Texmari.com opens a marketplace for excess textiles and textile cuttings that covers the Nordic countries and the Baltics.
The need for change in the textile industry has been long desired. Overproduction and destroying unsold stocks and textiles ending as waste is not sustainable. The practices of the industry must therefore change. Recycling textiles alone does not eliminate the huge carbon footprint of the textile industry. We should move from buying and consuming to sharing the resources.
It’s time for the textile industry to set new standards for managing excess inventory and reducing emissions. This is achievable when we open up the system, making a sustainable textile industry possible, understandable and useful.
Many companies in the textile industry process their excess textiles as a disposable textile, waste. The amount of fabric that ends up as waste can be partially prevented in companies in the industry by quality control and product design measures. However, the creation of excess textiles cannot be completely influenced in advance. Manufacturing a fabric is a long process. In advance, it is impossible to prevent any errors to occur. Fabric quality, dyeing, processing or transportation can cause problems for the fabric, which is why you might not want to use the textile in your production.
Our operating model is simple:
- we give visibility to your excess textile stock
- excess textiles get a new life and together we reduce textile waste
- we give analytics on how much our actions generated savings
Act to prevent textiles ending up in a landfill
It is often difficult to avoid the creation of excess material in production. If you can’t find a use for the extra material in your own production, it can find an important role in someone else’s production. When the material is reused as is, its value is preserved. The most ecological material option is that which can be saved from waste without resource-consuming processing.
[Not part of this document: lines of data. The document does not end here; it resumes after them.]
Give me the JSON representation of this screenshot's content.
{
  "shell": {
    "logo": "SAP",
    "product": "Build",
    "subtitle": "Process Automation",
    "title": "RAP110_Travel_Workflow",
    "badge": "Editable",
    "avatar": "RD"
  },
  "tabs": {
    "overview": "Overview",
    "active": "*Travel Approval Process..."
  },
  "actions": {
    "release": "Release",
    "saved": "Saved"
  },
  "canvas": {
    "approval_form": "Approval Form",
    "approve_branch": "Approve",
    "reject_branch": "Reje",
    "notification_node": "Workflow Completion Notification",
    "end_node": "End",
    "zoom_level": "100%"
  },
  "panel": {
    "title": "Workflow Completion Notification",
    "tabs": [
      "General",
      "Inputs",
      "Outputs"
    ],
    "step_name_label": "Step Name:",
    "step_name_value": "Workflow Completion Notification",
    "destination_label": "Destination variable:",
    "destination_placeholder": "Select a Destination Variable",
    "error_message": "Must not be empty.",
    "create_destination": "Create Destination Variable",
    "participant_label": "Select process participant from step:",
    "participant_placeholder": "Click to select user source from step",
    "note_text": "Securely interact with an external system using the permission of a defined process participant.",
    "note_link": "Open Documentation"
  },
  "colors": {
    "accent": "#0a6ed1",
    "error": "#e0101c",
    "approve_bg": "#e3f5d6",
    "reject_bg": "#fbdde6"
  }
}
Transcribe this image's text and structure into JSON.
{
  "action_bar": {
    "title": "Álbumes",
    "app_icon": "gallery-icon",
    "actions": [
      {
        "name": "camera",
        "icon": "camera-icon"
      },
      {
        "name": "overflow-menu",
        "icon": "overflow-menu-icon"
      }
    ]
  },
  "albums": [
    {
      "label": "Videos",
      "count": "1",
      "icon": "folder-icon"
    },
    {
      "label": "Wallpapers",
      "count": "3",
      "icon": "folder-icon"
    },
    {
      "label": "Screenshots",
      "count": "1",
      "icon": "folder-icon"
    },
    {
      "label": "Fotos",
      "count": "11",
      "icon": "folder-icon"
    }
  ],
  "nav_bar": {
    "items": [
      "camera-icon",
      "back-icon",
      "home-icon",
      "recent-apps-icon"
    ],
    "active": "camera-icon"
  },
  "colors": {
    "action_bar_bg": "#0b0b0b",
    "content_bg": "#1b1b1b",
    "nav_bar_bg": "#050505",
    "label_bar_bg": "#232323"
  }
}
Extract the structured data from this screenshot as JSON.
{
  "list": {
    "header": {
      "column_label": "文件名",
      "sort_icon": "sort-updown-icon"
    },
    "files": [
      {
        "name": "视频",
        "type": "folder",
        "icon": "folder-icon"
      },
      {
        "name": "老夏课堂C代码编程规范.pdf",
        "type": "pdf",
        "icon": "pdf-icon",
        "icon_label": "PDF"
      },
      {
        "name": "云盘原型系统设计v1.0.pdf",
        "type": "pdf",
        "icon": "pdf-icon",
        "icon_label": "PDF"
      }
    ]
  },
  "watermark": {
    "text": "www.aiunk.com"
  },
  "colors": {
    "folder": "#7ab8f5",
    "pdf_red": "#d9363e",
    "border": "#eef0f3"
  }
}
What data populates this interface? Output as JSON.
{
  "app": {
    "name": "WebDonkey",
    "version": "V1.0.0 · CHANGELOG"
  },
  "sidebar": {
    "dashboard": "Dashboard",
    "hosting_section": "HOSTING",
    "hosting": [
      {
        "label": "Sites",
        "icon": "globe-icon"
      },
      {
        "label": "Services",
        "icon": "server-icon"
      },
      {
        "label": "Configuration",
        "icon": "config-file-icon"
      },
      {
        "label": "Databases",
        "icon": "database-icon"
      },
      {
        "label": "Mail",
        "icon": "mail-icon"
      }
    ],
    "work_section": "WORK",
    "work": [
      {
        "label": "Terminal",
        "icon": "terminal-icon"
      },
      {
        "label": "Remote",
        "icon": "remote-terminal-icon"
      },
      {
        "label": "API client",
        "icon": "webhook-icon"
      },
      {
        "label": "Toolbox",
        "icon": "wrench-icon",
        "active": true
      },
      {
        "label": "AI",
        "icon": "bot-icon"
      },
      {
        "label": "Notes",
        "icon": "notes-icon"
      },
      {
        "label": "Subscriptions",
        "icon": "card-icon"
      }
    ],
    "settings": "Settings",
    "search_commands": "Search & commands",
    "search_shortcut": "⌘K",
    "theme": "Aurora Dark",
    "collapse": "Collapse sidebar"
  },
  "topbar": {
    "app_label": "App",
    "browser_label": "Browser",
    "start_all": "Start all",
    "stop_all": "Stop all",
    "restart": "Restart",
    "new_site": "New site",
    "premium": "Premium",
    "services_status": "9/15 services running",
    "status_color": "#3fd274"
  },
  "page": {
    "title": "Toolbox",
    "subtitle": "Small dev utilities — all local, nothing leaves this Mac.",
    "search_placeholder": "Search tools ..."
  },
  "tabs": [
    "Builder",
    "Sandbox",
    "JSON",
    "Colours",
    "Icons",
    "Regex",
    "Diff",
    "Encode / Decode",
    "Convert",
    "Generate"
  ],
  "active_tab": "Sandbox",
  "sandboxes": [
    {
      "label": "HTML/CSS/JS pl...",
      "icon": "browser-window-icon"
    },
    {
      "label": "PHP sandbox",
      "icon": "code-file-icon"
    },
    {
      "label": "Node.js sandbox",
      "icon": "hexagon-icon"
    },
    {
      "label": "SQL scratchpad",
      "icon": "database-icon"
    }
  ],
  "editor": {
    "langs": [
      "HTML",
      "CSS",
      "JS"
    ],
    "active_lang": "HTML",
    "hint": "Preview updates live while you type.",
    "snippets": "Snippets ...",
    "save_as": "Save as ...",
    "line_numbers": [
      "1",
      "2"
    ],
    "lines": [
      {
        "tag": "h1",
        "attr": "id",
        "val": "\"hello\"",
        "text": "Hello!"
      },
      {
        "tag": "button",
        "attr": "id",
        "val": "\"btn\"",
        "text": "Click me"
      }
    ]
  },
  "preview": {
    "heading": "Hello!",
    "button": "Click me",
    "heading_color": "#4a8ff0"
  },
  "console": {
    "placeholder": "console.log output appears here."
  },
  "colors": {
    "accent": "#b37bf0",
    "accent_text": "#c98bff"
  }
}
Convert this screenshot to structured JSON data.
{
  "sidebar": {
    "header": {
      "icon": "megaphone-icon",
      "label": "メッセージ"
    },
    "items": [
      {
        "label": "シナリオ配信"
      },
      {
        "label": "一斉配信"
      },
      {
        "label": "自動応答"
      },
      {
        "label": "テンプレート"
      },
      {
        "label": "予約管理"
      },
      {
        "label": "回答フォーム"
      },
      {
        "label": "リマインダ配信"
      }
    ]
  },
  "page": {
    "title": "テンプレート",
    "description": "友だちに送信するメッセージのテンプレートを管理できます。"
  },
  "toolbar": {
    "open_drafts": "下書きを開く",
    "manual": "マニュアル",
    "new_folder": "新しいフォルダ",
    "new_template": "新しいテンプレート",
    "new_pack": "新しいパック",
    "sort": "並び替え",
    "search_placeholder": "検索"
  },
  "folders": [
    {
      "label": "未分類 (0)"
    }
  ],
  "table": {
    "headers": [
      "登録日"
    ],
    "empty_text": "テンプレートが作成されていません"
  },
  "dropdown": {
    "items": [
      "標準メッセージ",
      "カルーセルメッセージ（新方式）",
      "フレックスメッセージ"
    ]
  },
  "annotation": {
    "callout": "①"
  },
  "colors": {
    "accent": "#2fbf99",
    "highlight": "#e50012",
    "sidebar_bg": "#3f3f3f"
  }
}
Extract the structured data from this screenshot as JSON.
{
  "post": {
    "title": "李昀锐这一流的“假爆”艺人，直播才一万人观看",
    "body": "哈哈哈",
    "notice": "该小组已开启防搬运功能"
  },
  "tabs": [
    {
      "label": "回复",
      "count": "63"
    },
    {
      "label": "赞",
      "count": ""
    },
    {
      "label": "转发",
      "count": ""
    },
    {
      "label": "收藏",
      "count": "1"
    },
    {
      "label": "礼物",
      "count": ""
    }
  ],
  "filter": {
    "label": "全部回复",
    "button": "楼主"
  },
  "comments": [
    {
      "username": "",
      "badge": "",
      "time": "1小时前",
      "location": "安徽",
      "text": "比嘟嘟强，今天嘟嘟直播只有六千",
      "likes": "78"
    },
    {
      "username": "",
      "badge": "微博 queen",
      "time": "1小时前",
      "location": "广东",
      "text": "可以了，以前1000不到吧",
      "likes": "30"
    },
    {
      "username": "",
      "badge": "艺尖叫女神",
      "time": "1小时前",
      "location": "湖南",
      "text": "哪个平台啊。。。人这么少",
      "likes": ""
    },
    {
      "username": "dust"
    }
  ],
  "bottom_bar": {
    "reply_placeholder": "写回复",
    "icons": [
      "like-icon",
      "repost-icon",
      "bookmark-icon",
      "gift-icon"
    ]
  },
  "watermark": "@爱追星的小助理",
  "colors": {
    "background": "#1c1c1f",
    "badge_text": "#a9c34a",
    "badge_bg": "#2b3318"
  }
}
Reduce waste and emissions
The material should only be recycled when it cannot be used or repaired as it is. Although recycling also extends the life cycle of the material, it is a process that consumes natural resources. If the material cannot be recycled, it often ends up as incinerator waste or in a landfill. Both methods are polluting. Already produced textiles are the most environmental and economical materials possible.
Get measurable results
Unified data from the Nordics and Baltics gives us the best possible perspective on unused raw materials and end products in the industry. We give users transparency and added value to the production chain in real time. Our tools allow users to track the progress to minimise footprint and rewards them for making better choices. We measure water, carbon dioxide emissions and waste with our reporting tool.